Of teaching languages
The French education minister got a new, brilliant idea to tackle the French’ abysmal level of English (and foreign languages in general): let’s start teaching children in kindergarten, from age 3. The rationale has been heard many times before: everyone knows that children are just like sponges, they learn extremely quickly and can just pick up foreign languages in a couple of days. In fact, it’s known that we should also just teach them advanced mathematics and quantum theory. Logically, the next minister should try to out-do the current minister, and propose //in utero// English introduction courses (which will give the “introduction” a whole new meaning.)

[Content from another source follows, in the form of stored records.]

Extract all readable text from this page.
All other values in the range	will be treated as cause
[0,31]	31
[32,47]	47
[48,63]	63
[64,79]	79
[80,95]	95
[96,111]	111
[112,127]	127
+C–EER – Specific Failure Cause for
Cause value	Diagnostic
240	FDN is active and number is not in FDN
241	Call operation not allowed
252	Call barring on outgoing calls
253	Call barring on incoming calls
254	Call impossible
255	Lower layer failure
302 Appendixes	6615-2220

Clearly this does not pass the [[mockability test | http://dilbert.com/blog/entry/mockability_test/]]. Many things bother me in this theory: children are supposed to learn a language easily, yet French kids are taught French in school for 10 years, and after that many are still not very good (as in, can’t write a coherent cover letter that’s not littered with grammar and spelling mistakes.) In the past I met a German guy who grew up in Brazil for a few years. He did in fact learn a lot of Portuguese. He left Brazil by the age of 6 or so, and when I met him in Germany as he was 35 he could not speak or understand a word of Portuguese. A lot of things that children are taught at a very early age are just forgotten if the teaching is not continuous. |
And then there is the assumption that adults just can’t learn new languages. I think that’s a convenient position adults like to corner themselves in: they suck at languages, but what can they do about it, it’s the fault of their teaching system that didn’t start on them early enough, and now they’re 30 and it’s too late and they’ll just suck at languages forever no matter how hard they try, so why bother. Well, that’s just all bullshit: I know from personal experience that I started English in school at the age of 14, I absolutely sucked at school until I was about 20, discovered the Internet and started using English as a communication tool and became bilingual within a few years, to the point that native English speakers often can’t tell I’m not in fact a native. I went on to become fluent in German as well, a language at which I sucked even more than English at school.

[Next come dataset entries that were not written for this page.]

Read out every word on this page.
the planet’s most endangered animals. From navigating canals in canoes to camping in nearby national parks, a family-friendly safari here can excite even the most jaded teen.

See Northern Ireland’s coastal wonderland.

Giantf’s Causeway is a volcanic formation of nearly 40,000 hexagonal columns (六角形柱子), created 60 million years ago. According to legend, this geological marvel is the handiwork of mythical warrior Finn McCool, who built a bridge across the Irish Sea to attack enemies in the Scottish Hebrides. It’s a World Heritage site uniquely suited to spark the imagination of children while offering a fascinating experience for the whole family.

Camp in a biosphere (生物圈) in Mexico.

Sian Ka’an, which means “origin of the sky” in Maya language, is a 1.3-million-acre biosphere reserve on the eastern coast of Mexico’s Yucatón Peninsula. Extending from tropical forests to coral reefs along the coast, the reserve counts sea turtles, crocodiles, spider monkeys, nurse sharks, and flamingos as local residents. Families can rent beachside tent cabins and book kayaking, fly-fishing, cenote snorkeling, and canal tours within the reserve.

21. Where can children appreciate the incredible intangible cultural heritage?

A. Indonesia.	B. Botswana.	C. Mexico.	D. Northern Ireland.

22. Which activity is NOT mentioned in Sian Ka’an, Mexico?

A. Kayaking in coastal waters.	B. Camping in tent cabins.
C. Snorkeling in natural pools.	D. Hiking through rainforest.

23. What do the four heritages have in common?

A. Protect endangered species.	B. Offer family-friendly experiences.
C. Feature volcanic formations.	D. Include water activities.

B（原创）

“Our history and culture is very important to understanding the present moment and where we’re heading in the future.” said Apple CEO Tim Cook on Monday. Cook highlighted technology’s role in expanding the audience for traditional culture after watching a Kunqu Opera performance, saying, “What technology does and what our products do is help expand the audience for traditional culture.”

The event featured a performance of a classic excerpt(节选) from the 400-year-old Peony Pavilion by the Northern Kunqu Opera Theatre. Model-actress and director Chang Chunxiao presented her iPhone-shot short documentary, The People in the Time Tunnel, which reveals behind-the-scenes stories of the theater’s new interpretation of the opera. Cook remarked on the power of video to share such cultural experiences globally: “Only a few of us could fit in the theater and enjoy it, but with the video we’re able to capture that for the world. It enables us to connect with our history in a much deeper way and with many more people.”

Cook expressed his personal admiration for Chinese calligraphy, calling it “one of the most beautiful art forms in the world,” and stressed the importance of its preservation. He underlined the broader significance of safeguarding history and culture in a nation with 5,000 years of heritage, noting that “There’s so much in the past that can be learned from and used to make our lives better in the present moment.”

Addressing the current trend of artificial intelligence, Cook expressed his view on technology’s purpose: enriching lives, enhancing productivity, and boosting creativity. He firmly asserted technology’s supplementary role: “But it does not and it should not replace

I think the biggest problem with the French language teaching system is a problem of goal (and this may apply to some other language teaching systems, but I can’t vouch for them). English teachers tend to see themselves, I guess, as English literature teachers. As long as they don’t start regarding themselves as //communication// teachers, their efforts are doomed. There is no point reading Marting Luther King when you can’t order food at a restaurant. There is no point knowing how to describe a picture when you can’t ask for directions to the nearest hospital. There is no point teaching English as a abstract subject without showing to kids that it can serve them to connect to the world, which is something that the Internet actually makes possible today (I do pity language teachers from the time of my youth, when the only easily available resources were Time Magazine and the Wall Street Journal.)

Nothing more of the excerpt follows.